I started the day still down, but I am getting progressively better. In honesty, I think God makes me sick on purpose so that I will have no choice but to listen, and pray properly. I find that when I do sit to pray in a formal manner (ie. not just in off-hand or spontaneous comments or acknowledgements), my heart always goes first to gratitude rather than the things that have otherwise been weighing on my heart. However, this morning was different. 

My sermon on Sunday was my own prayer to help me in my unbelief. I try to make sure my messages are theologically sound but it does not mean that I am not wrestling on my own. And boy, do I. But my inability to get up this morning, and a reading of Matthew, was helpful in making me realise the importance of being vocally open with God about our struggles and desires, even as they are perhaps something we have overthought or wished to hide. Please just know what I want, and help me... 

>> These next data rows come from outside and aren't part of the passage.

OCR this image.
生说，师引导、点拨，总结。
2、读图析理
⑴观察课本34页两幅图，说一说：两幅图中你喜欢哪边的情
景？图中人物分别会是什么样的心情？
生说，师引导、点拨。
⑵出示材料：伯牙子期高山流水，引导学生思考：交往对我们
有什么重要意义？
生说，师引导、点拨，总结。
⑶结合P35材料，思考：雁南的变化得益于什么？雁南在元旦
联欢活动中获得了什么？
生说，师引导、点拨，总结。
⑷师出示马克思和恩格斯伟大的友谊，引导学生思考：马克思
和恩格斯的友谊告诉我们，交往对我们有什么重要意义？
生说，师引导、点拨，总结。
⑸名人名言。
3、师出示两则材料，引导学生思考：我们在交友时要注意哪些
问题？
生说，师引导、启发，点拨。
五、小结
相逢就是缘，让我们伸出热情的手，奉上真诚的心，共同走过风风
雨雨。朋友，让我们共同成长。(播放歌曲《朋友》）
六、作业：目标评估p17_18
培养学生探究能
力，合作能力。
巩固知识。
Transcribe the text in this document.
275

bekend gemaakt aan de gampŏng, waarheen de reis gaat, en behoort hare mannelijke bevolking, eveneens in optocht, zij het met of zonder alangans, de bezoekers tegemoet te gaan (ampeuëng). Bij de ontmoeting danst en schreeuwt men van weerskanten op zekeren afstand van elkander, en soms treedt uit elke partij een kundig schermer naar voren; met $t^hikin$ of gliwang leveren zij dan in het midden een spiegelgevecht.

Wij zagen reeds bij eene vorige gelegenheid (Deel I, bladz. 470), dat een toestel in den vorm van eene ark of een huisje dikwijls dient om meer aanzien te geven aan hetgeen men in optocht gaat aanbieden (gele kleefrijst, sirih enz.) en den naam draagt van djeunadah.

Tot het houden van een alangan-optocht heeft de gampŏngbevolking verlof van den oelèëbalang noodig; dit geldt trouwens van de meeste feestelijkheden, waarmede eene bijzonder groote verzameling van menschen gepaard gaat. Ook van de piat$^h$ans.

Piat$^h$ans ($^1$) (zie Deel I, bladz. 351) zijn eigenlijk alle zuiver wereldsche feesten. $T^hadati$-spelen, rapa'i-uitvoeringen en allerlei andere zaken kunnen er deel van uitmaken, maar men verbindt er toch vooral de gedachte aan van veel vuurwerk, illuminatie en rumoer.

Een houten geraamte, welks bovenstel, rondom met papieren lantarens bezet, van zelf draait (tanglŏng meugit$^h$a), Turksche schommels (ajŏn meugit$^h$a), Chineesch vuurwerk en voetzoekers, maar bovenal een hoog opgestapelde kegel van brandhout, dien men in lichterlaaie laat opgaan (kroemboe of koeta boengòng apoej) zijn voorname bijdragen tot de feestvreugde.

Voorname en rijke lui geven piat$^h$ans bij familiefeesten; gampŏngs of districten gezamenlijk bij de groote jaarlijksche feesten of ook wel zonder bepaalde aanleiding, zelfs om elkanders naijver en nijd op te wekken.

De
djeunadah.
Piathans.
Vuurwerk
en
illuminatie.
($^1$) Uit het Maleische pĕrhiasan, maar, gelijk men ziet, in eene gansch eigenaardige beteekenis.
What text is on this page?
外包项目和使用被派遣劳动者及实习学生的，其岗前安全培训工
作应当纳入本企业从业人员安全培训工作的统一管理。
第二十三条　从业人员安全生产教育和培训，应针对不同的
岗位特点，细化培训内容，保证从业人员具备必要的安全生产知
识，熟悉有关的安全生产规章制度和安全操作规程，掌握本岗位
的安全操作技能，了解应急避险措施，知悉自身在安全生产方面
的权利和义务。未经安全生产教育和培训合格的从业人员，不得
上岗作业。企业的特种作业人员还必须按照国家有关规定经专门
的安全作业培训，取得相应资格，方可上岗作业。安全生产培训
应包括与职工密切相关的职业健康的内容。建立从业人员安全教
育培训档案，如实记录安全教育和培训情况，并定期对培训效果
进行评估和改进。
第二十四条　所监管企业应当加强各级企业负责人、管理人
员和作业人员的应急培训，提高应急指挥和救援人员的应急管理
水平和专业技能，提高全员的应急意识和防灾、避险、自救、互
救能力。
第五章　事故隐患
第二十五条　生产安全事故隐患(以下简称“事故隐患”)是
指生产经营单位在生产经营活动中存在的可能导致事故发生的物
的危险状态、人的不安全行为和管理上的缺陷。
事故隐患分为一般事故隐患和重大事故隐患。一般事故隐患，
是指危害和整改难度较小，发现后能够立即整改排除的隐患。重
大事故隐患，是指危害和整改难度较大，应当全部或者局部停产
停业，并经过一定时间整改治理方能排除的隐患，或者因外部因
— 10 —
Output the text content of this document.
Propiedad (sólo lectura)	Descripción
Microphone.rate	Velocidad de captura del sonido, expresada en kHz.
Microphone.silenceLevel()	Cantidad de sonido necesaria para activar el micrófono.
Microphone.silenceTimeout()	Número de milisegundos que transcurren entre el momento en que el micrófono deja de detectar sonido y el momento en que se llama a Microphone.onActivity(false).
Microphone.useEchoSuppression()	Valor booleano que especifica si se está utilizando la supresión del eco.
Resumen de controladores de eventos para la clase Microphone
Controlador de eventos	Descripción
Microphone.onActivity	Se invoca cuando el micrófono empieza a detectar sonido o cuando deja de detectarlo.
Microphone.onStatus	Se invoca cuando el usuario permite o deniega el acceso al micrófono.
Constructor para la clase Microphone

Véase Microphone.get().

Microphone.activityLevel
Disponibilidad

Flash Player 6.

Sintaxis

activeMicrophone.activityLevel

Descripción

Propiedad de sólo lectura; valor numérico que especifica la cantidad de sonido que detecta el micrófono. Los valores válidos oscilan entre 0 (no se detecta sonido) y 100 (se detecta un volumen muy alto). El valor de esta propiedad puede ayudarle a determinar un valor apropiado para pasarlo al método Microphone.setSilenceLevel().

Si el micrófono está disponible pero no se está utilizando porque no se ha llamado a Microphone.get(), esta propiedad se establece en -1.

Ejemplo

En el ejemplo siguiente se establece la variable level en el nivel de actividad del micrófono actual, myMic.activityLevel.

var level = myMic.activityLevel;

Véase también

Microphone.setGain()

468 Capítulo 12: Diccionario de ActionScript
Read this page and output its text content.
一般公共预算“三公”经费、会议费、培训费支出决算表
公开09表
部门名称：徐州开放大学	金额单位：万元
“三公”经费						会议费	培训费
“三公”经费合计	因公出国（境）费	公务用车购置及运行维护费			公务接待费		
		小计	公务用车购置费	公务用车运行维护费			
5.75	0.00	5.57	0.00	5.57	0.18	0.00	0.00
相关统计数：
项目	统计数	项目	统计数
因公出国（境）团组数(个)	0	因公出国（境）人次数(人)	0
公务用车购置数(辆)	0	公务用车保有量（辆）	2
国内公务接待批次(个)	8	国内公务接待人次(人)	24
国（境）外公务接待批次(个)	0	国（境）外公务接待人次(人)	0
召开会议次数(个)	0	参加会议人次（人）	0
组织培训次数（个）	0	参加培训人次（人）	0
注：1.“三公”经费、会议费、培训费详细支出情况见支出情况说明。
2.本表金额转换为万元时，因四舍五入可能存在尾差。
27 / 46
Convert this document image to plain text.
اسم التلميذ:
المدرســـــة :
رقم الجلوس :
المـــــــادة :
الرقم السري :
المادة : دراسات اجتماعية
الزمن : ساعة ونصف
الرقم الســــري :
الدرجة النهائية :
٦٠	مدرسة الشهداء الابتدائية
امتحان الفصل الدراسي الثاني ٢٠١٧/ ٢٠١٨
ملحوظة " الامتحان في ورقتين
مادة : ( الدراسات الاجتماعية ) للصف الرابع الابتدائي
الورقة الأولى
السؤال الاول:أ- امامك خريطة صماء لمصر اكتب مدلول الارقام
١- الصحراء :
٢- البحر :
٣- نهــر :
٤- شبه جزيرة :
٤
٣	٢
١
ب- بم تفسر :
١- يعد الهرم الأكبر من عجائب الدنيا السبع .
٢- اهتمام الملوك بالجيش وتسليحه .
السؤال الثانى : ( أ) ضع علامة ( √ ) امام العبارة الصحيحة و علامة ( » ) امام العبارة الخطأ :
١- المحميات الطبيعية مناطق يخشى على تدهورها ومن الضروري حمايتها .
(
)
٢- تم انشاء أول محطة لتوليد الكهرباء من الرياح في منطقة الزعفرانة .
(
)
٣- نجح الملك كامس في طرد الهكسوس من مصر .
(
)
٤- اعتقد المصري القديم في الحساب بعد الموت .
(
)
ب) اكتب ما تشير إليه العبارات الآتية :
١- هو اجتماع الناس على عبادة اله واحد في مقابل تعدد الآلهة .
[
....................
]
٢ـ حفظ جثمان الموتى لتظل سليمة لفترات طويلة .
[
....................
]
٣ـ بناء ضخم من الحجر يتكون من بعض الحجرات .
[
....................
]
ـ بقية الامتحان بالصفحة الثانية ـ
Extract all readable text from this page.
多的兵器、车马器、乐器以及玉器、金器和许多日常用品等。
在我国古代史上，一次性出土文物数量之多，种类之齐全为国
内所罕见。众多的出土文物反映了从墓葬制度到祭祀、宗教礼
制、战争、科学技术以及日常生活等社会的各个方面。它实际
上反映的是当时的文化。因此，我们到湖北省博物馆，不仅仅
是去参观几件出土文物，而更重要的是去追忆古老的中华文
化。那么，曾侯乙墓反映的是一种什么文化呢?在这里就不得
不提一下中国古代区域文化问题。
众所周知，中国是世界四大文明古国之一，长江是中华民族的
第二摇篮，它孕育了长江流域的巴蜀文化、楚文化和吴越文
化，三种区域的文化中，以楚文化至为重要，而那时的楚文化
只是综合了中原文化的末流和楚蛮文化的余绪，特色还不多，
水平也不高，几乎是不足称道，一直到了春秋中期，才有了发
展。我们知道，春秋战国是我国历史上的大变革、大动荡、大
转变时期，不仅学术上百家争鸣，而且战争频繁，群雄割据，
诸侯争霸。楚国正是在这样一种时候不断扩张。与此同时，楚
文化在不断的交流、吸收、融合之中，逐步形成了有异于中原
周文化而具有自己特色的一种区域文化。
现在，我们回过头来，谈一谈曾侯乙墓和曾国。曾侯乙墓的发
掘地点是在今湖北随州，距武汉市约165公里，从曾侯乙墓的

It seemed to me that, again and again, Jesus asks his people how to help them, even though he already knows what is best, and at times he is even expecting certain answers, or hoping for them. It is by the faith of those who ask, that they shall receive. I have spent so long aching in private and praying only "thy will be done" that even if asked, I didn't know what to answer. What if I ask for something that I know is wrong? Will God be disappointed with me? Send me away? But I voiced my heart today, regardless-- all that I wish, all that I have otherwise assumed God knew, so I never really said except in desperation or delirium. The motivation was... If I cannot ask, even as I know He has a plan, then I cannot be helped.

How exhausting it would be, to watch one I dearly loved suffer, though I could not help unless they asked me of their own free will. And out of respect, not lack of power... Even Jesus asked if things could be different. Even Jesus wept, even as he was obedient. And even as I, too, endeavour to give my all to trust in God for my own fate or destiny, I guess the question that continues to eat me is... As we take up our crosses, will God save those who have unknowingly taken up burdens on behalf of those who rejoice in their ruin, for their own gain? Will he save those whose hearts are in the right place, but still speak love to idols who look down upon them with empty eyes?

I have to believe He will. I have seen it... but I have to.